Eeteuk as Pak Jungso (maaf yang pertama lupa nulis v(^^)v)

Genre: comedy (lebih ke jayus sih)

Rating: AG

Length: TwoShots

Disclaimer: semua casts milik Tuhan dan mereka sendiri, jalan cerita sepenuhnya milik saya dan beberapa kisah diambil dari iklan yang kocak.

Note: jangan marah ya untuk pemberian namanya, maklum lagi gila /plak. Dan minta kritik saran 🙂

***
sebelumnya..

Zoe mengelus pelan ZouMi sebagai tanda perpisahan. Tidak terasa ia menitikkan air mata kesedihan karena harus berhenti sementara bermain Luna dan PB, bahkan ia harus berhenti update status di facebook. Zoe pun melangkahkan kakinya keluar rumah. Ia mengucapkan bismillah, semoga ia berhasil. Hanya terdengar beberapa lalat tengah menertawakannya akibat kesombongannya dan kebodohannya.

***

Ketika ditengah perjalanan, ia melihat seseorang berpakaian putih tengah duduk bersila sambil menempelkan kedua telapak tangannya didepan mukanya. Mulutnya tak henti berkomat-kamit membaca suatu mantra. Zoe yang tidak mengerti hanya menunduk dan pergi berlalu meninggalkan orangtua itu.
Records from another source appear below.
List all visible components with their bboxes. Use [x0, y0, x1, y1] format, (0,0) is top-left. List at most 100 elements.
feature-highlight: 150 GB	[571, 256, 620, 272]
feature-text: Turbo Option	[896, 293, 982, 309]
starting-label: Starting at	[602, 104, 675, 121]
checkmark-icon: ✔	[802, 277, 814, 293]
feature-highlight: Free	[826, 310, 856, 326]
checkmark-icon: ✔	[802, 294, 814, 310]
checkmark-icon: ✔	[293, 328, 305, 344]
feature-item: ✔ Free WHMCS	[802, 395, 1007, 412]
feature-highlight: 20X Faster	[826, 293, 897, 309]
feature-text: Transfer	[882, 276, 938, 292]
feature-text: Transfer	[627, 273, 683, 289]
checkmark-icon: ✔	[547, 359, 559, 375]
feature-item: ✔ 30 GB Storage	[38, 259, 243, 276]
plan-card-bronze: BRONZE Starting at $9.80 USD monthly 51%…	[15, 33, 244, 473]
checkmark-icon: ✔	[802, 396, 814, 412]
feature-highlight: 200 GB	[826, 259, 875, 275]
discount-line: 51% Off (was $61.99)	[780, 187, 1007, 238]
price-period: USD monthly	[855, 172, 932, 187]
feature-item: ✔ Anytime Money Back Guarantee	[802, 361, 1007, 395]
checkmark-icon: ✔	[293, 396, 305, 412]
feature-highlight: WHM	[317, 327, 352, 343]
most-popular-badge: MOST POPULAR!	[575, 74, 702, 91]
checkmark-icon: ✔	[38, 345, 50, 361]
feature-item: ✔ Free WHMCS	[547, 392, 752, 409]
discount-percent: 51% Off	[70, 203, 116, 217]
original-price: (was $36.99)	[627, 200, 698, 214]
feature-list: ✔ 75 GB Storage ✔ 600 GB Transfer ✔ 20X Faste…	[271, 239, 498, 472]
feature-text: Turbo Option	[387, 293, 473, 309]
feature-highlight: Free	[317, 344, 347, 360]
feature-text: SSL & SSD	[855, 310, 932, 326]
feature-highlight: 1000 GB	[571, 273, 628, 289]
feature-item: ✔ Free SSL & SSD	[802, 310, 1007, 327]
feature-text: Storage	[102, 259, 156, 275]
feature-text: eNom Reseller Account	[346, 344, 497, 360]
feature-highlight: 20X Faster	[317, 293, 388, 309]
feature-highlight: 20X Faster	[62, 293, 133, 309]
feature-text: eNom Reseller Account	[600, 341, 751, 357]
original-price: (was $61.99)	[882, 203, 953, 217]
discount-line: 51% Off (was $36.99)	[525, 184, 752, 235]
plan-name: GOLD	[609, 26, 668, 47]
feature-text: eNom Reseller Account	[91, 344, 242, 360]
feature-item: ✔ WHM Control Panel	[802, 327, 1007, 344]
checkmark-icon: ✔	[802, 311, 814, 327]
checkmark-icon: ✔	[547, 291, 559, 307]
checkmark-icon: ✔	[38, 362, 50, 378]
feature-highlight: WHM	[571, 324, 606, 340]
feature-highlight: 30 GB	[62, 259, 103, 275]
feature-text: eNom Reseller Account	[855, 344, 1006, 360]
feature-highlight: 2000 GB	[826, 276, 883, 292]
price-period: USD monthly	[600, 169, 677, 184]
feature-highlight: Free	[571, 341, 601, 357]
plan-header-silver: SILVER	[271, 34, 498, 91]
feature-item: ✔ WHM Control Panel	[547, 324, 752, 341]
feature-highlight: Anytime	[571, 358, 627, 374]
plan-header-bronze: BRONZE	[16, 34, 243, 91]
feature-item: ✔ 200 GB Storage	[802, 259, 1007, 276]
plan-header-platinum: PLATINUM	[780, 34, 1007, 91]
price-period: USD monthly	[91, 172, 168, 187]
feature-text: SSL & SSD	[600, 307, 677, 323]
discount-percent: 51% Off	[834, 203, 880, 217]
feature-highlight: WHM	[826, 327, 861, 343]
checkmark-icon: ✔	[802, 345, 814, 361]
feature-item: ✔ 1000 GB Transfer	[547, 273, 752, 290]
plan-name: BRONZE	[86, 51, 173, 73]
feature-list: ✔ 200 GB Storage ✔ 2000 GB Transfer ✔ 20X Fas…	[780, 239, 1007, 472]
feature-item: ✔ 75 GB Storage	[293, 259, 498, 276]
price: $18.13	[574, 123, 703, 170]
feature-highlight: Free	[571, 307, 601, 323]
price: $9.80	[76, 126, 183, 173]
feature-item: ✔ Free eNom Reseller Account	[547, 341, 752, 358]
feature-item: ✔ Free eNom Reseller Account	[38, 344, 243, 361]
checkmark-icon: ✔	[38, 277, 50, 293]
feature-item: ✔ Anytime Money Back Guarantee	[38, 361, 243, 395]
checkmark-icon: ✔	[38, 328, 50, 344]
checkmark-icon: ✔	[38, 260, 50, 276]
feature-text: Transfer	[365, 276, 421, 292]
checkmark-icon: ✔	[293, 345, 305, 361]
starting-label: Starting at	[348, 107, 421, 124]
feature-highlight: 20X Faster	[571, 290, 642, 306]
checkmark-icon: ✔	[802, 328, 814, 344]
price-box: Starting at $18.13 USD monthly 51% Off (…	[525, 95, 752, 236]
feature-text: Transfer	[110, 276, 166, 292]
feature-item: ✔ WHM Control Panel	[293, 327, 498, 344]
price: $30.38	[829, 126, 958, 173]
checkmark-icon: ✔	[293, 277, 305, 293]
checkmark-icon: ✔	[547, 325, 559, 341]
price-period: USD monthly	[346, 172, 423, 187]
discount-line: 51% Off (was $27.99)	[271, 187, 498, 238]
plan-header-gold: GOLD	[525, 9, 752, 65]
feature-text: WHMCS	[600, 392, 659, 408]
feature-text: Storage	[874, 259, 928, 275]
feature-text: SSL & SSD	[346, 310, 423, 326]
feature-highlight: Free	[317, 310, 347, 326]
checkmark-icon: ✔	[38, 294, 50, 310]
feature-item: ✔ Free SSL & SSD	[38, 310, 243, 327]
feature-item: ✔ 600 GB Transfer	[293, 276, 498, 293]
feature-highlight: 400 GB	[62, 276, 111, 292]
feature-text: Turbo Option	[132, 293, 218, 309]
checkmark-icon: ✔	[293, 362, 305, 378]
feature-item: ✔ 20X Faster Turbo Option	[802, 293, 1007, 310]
Zoe merasa lelah karena beban dipunggungnya. Ia berhenti sejenak untuk beristirahat dan meregangkan otot-otot kakinya. Perlahan-lahan ia menutup matanya. Angin semilir yang bergerak kearahnya membuatnya semakin terbuai dalam kenyamanan yang ia rasa. Ia pun jatuh kedalam dunia mimpi.

***

Sinar mentari menerpa wajah Zoe. Hal itu membuat mata Zoe mengerjap-ngerjap sesaat. Tangannya mengusap-usap matanya untuk mencari kotoran yang bersarang diujung matanya.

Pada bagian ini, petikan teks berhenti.